One of the early modules of her class is called "Cut the Clutter," where she displays one bad sentence after another, then red-pencils her way to concision and clarity. Sainani has an engaging, friendly voice, and because she has slashed and burned her way through bad prose many times, she sounds natural as she explains, for example, that "successful solutions" is redundant.
Once Sainani opted for Coursera, she began recording weekly in the company's Mountain View studio. She would spend several hours at a time going through all the modules of each unit (eight units in all, divided into around six modules apiece), then upload the recordings onto a flash drive, which she would take to video editor Mike McAuliffe at the medical school's Li Ka Shing Center for Learning and Knowledge.
Each unit begins with her image. She reintroduces herself to the students and reminds them of what they learned the previous week. Then the image disappears, and text takes over.
In the later units, students will be asked to assess each other's writing and editing. Coursera can accommodate that function with some constraints, she said, so students will edit by simply underlining, striking words or using boldface in a text box. Assignments will consist of up to six paragraphs, and each student will edit the work of five of their peers for succinctness, clarity and enjoyment.
By mid-September, Sainani was taping Unit 5, "The Original Manuscript." Recording that day at Coursera started with a few glitches – an unexpected Microsoft prompt on the screen, and a few minutes later a Skype reminder – that necessitated starting over. Once that was straightened out, she reminded students that if writing is daunting, they should keep their objectives modest and set goals they can actually accomplish.
Unit 5 marks the point where she leaves non-scientists behind. It covers all the components of a scientific paper: tables and figures, results, methods, introduction, discussion and abstract.
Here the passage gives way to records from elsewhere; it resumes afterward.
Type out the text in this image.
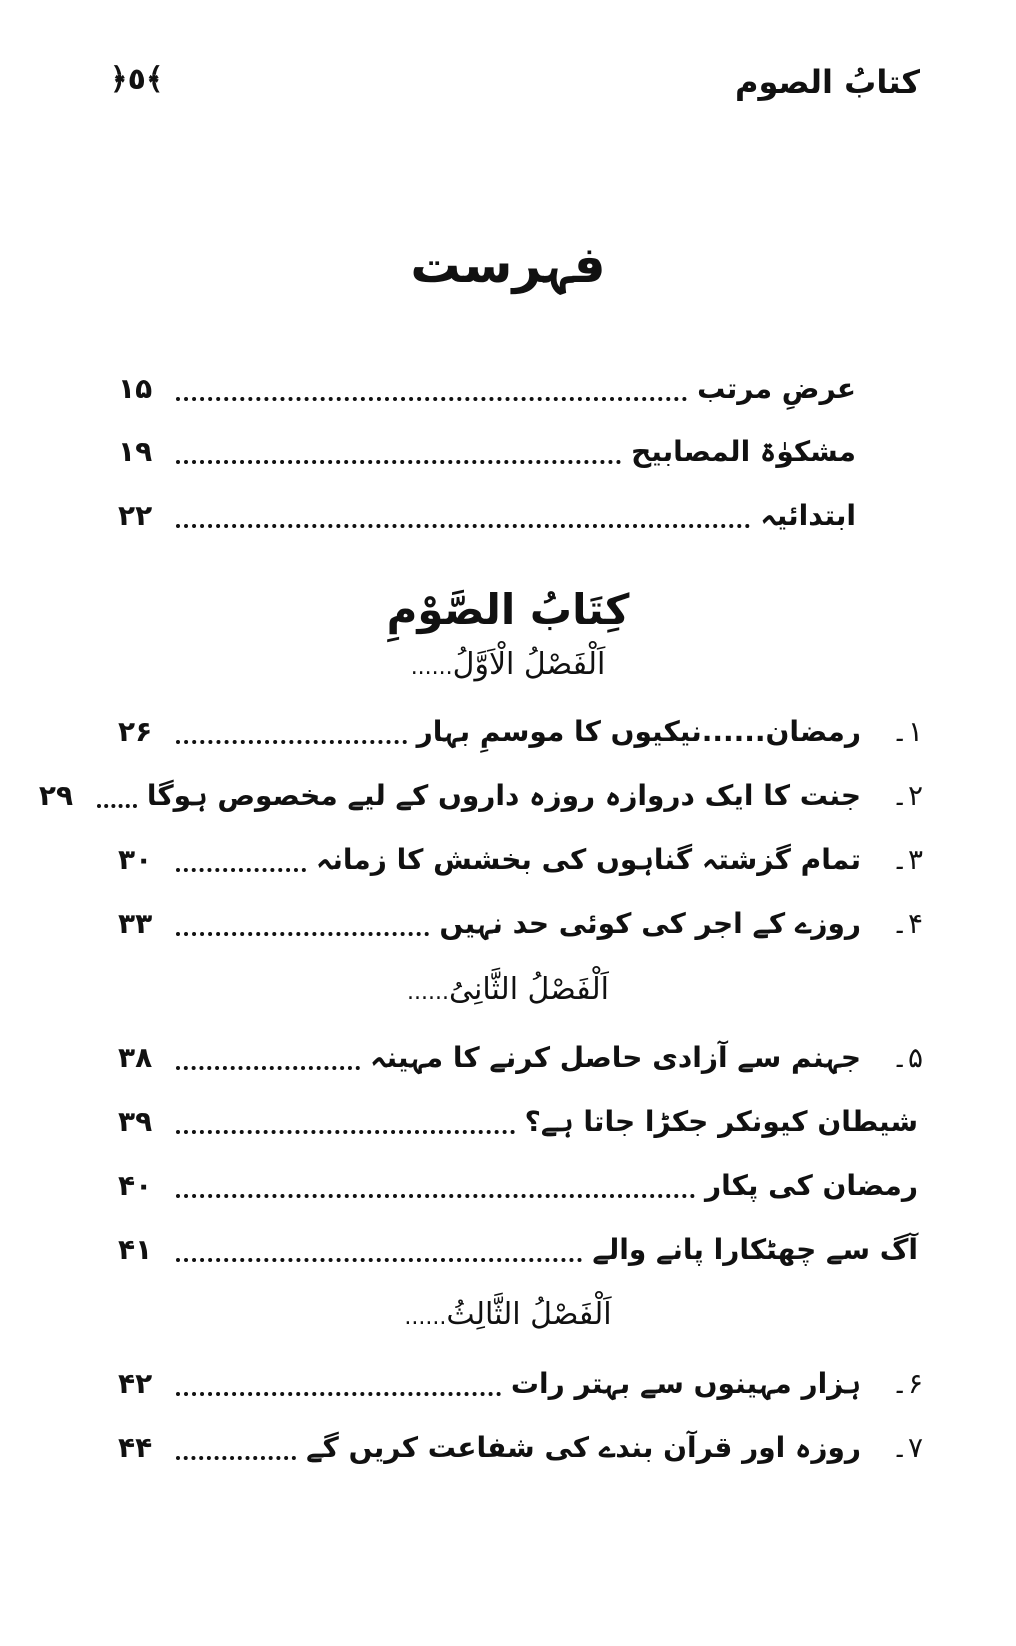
كتابُ الصوم
﴿٥﴾
فہرست
عرضِ مرتب
۱۵
مشکوٰۃ المصابیح
۱۹
ابتدائیہ
۲۲
كِتَابُ الصَّوْمِ
اَلْفَصْلُ الْاَوَّلُ......
۱۔
رمضان......نیکیوں کا موسمِ بہار
۲۶
۲۔
جنت کا ایک دروازہ روزہ داروں کے لیے مخصوص ہوگا
۲۹
۳۔
تمام گزشتہ گناہوں کی بخشش کا زمانہ
۳۰
۴۔
روزے کے اجر کی کوئی حد نہیں
۳۳
اَلْفَصْلُ الثَّانِیُ......
۵۔
جہنم سے آزادی حاصل کرنے کا مہینہ
۳۸
شیطان کیونکر جکڑا جاتا ہے؟
۳۹
رمضان کی پکار
۴۰
آگ سے چھٹکارا پانے والے
۴۱
اَلْفَصْلُ الثَّالِثُ......
۶۔
ہزار مہینوں سے بہتر رات
۴۲
۷۔
روزہ اور قرآن بندے کی شفاعت کریں گے
۴۴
She explains the point of a good table by showing a bad table, in this case comparing good witches and bad witches (her young daughter's current interest) using a series of entirely irrelevant criteria (smoker, employment status, age, blood pressure) and absurd numbers (age taken out several decimal points, for example).
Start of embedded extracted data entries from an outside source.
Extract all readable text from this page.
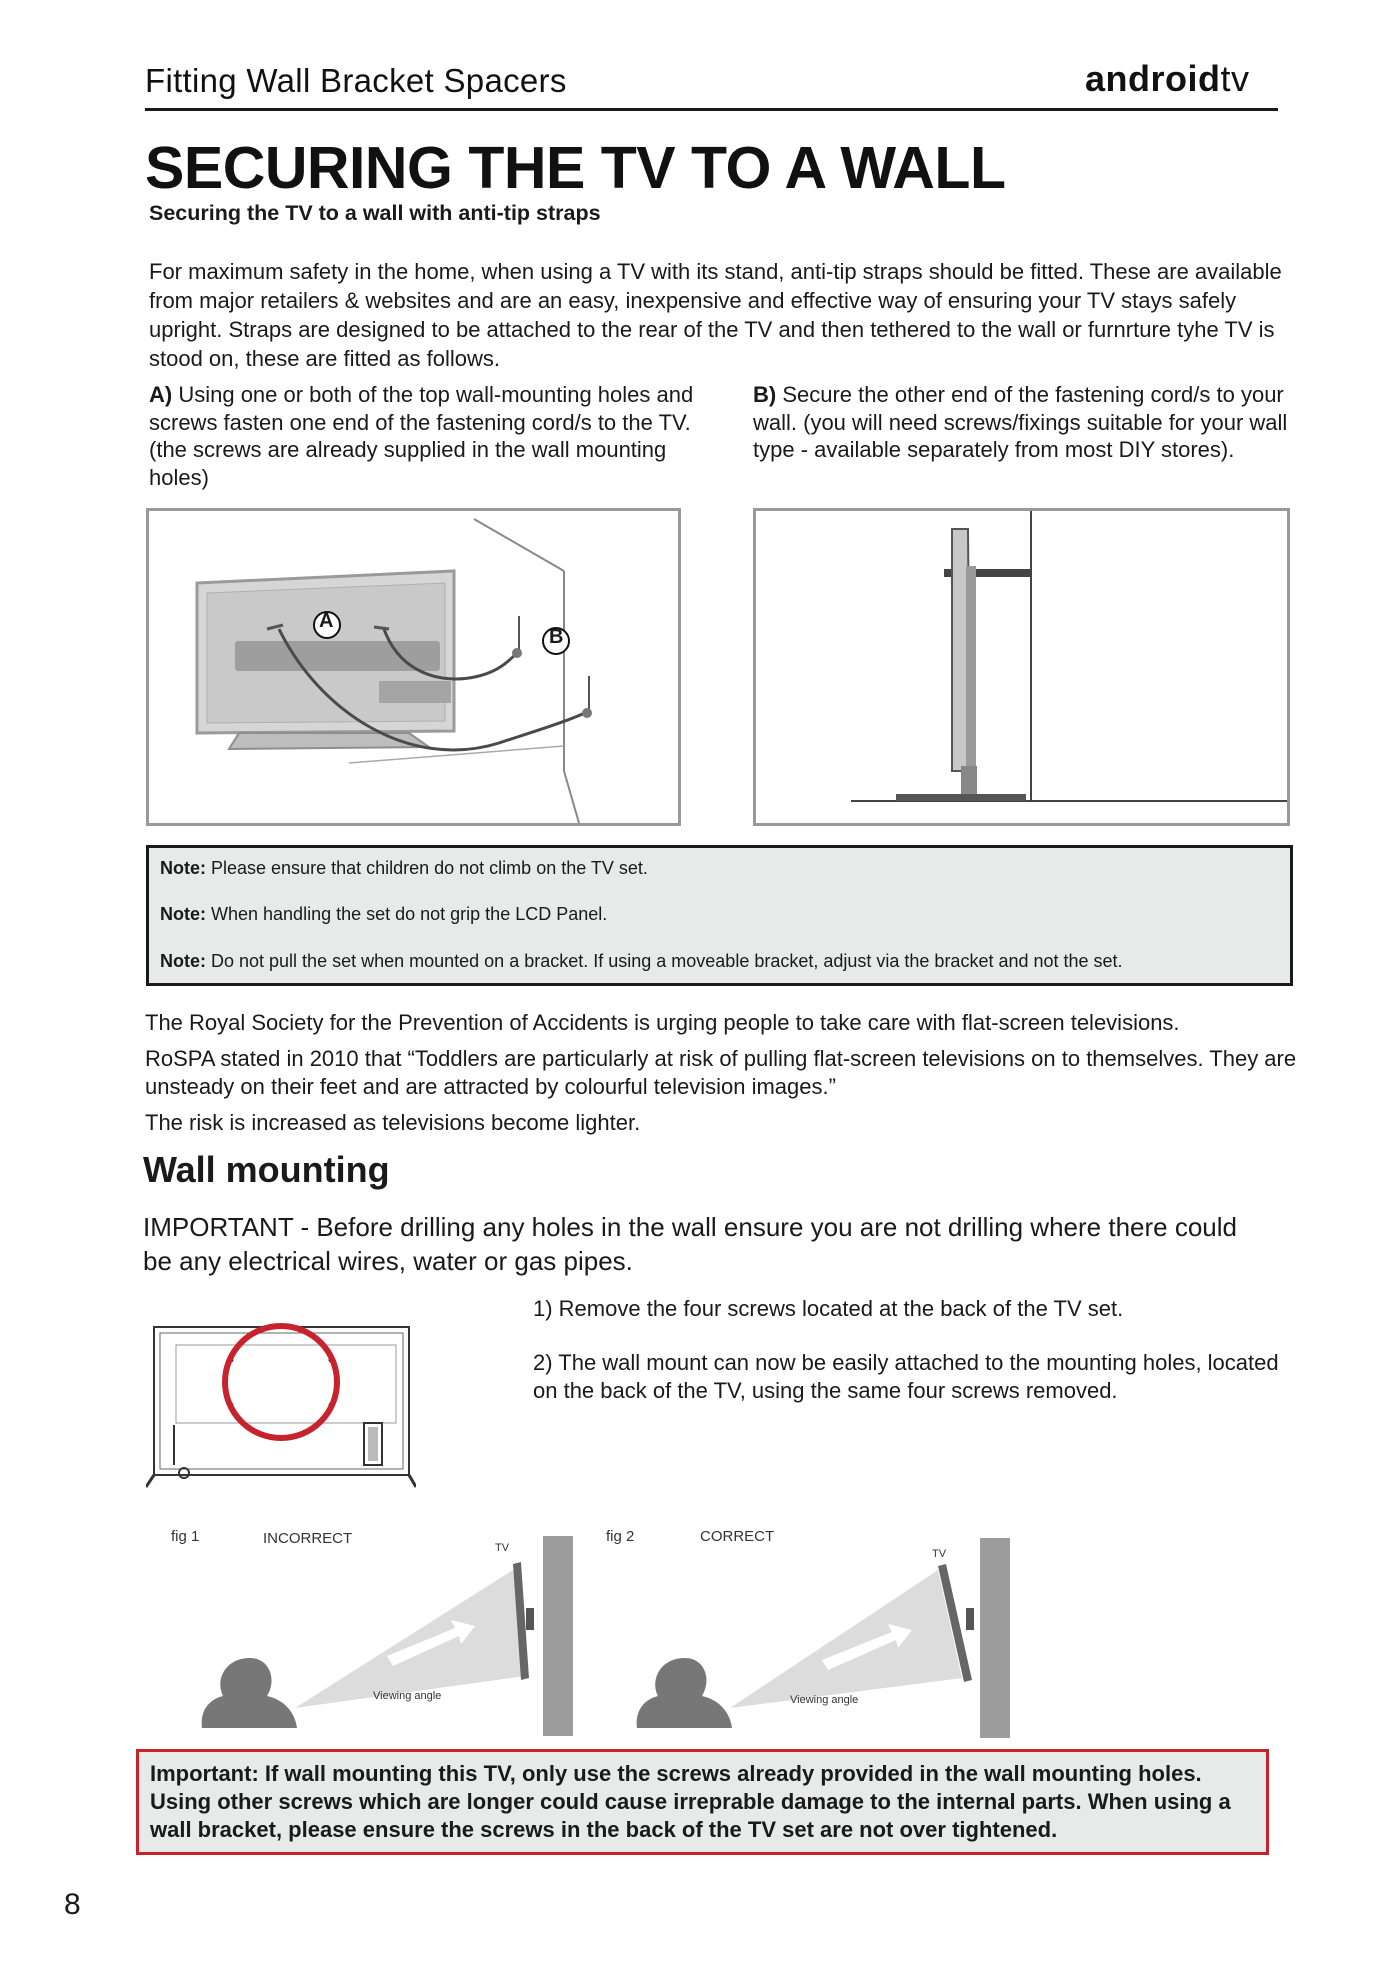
Fitting Wall Bracket Spacers	androidtv
SECURING THE TV TO A WALL
Securing the TV to a wall with anti-tip straps
For maximum safety in the home, when using a TV with its stand, anti-tip straps should be fitted. These are available from major retailers & websites and are an easy, inexpensive and effective way of ensuring your TV stays safely upright. Straps are designed to be attached to the rear of the TV and then tethered to the wall or furnrture tyhe TV is stood on, these are fitted as follows.
A) Using one or both of the top wall-mounting holes and screws fasten one end of the fastening cord/s to the TV. (the screws are already supplied in the wall mounting holes)
B) Secure the other end of the fastening cord/s to your wall. (you will need screws/fixings suitable for your wall type - available separately from most DIY stores).
A
B
Note: Please ensure that children do not climb on the TV set.
Note: When handling the set do not grip the LCD Panel.
Note: Do not pull the set when mounted on a bracket. If using a moveable bracket, adjust via the bracket and not the set.
The Royal Society for the Prevention of Accidents is urging people to take care with flat-screen televisions.
RoSPA stated in 2010 that “Toddlers are particularly at risk of pulling flat-screen televisions on to themselves. They are unsteady on their feet and are attracted by colourful television images.”
The risk is increased as televisions become lighter.
Wall mounting
IMPORTANT - Before drilling any holes in the wall ensure you are not drilling where there could be any electrical wires, water or gas pipes.
1) Remove the four screws located at the back of the TV set.
2) The wall mount can now be easily attached to the mounting holes, located on the back of the TV, using the same four screws removed.
fig 1	INCORRECT
TV
Viewing angle
fig 2	CORRECT
TV
Viewing angle
Important: If wall mounting this TV, only use the screws already provided in the wall mounting holes. Using other screws which are longer could cause irreprable damage to the internal parts. When using a wall bracket, please ensure the screws in the back of the TV set are not over tightened.
8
She also displays illustrations from scientific publications obtained from the open-source, peer-reviewed journal PLOS ONE, including scatter plot figures, her favorite.
"I love scatter plots because they show all the data, the good and the bad," she tells her students. "They're airing your dirty laundry a bit," but they are both useful and honest, she says.
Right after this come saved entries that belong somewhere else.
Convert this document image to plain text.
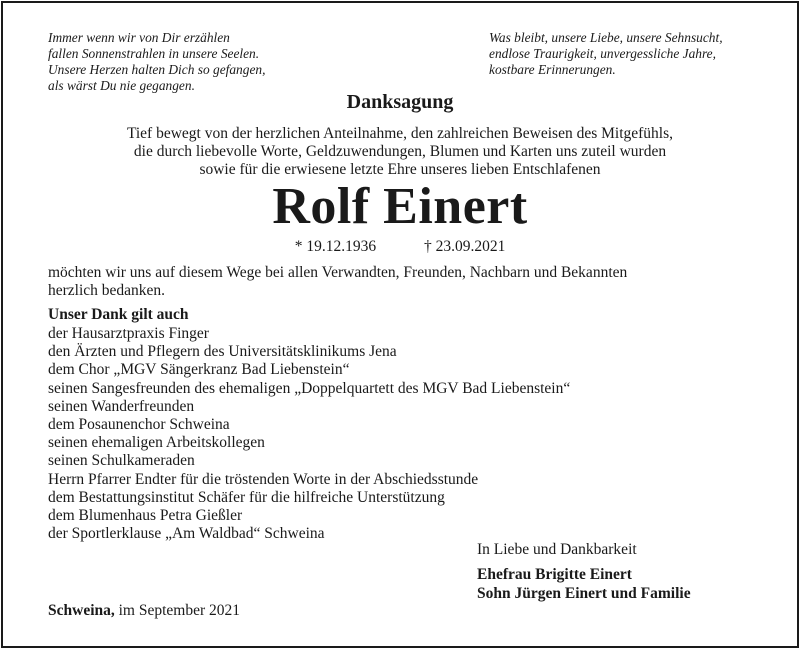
Immer wenn wir von Dir erzählen
fallen Sonnenstrahlen in unsere Seelen.
Unsere Herzen halten Dich so gefangen,
als wärst Du nie gegangen.
Was bleibt, unsere Liebe, unsere Sehnsucht,
endlose Traurigkeit, unvergessliche Jahre,
kostbare Erinnerungen.
Danksagung
Tief bewegt von der herzlichen Anteilnahme, den zahlreichen Beweisen des Mitgefühls,
die durch liebevolle Worte, Geldzuwendungen, Blumen und Karten uns zuteil wurden
sowie für die erwiesene letzte Ehre unseres lieben Entschlafenen
Rolf Einert
* 19.12.1936	† 23.09.2021
möchten wir uns auf diesem Wege bei allen Verwandten, Freunden, Nachbarn und Bekannten
herzlich bedanken.
Unser Dank gilt auch
der Hausarztpraxis Finger
den Ärzten und Pflegern des Universitätsklinikums Jena
dem Chor „MGV Sängerkranz Bad Liebenstein“
seinen Sangesfreunden des ehemaligen „Doppelquartett des MGV Bad Liebenstein“
seinen Wanderfreunden
dem Posaunenchor Schweina
seinen ehemaligen Arbeitskollegen
seinen Schulkameraden
Herrn Pfarrer Endter für die tröstenden Worte in der Abschiedsstunde
dem Bestattungsinstitut Schäfer für die hilfreiche Unterstützung
dem Blumenhaus Petra Gießler
der Sportlerklause „Am Waldbad“ Schweina
In Liebe und Dankbarkeit
Ehefrau Brigitte Einert
Sohn Jürgen Einert und Familie
Schweina, im September 2021
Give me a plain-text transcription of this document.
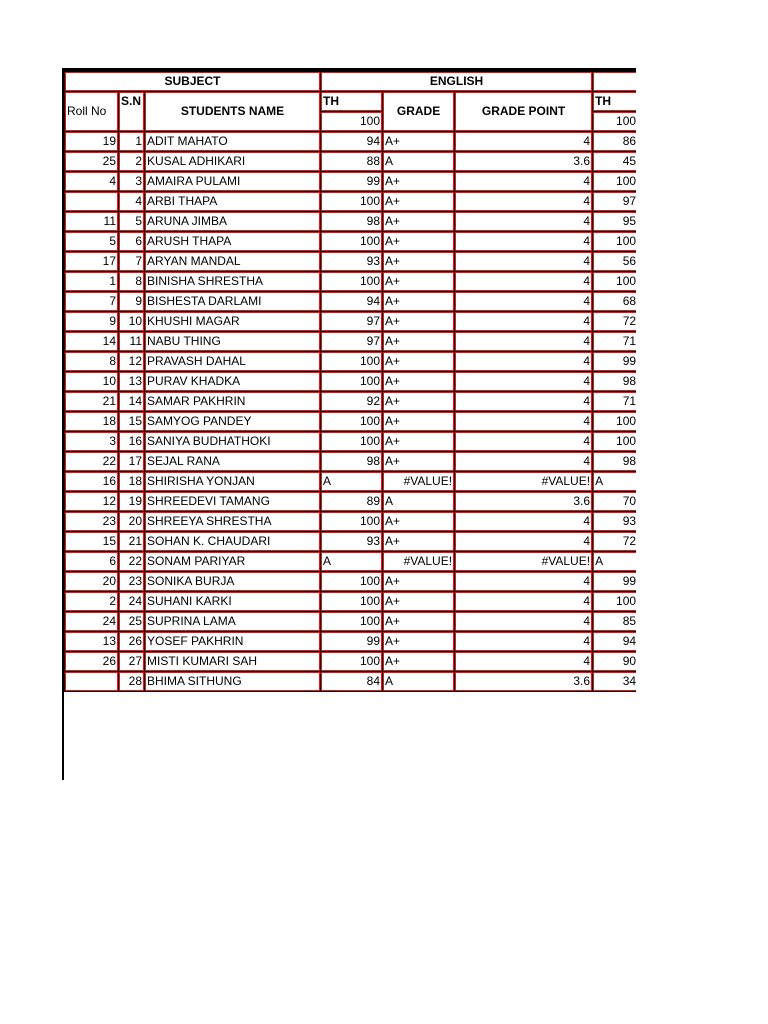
SUBJECT			ENGLISH			
Roll No	S.N	STUDENTS NAME	TH	GRADE	GRADE POINT	TH
			100			100
19	1	ADIT MAHATO	94	A+	4	86
25	2	KUSAL ADHIKARI	88	A	3.6	45
4	3	AMAIRA PULAMI	99	A+	4	100
	4	ARBI THAPA	100	A+	4	97
11	5	ARUNA JIMBA	98	A+	4	95
5	6	ARUSH THAPA	100	A+	4	100
17	7	ARYAN MANDAL	93	A+	4	56
1	8	BINISHA SHRESTHA	100	A+	4	100
7	9	BISHESTA DARLAMI	94	A+	4	68
9	10	KHUSHI MAGAR	97	A+	4	72
14	11	NABU THING	97	A+	4	71
8	12	PRAVASH DAHAL	100	A+	4	99
10	13	PURAV KHADKA	100	A+	4	98
21	14	SAMAR PAKHRIN	92	A+	4	71
18	15	SAMYOG PANDEY	100	A+	4	100
3	16	SANIYA BUDHATHOKI	100	A+	4	100
22	17	SEJAL RANA	98	A+	4	98
16	18	SHIRISHA YONJAN	A	#VALUE!	#VALUE!	A
12	19	SHREEDEVI TAMANG	89	A	3.6	70
23	20	SHREEYA SHRESTHA	100	A+	4	93
15	21	SOHAN K. CHAUDARI	93	A+	4	72
6	22	SONAM PARIYAR	A	#VALUE!	#VALUE!	A
20	23	SONIKA BURJA	100	A+	4	99
2	24	SUHANI KARKI	100	A+	4	100
24	25	SUPRINA LAMA	100	A+	4	85
13	26	YOSEF PAKHRIN	99	A+	4	94
26	27	MISTI KUMARI SAH	100	A+	4	90
	28	BHIMA SITHUNG	84	A	3.6	34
Writing in the Sciences launched Sept. 25, with nearly 30,000 signed up, though, as in all online classes, the number of students who watch the videos and do the homework drops off sharply. About 11,000 filled out the student survey the first week, a good indicator of how many are actually taking the class. Of those, around one-third are graduate students and one-quarter are scientists or engineers.
Sainani's promotional video for Coursera shows her in front of shelves and shelves of scientific journals full of presumably boring prose. Her mission, she told prospective students, was to provide them with the training – and the tricks – to enable scientific literature to change. And by the end of the class, when they'll be watching Sainani interview her former students about how to deal with the media, perhaps they themselves will be ready to go forth and publish.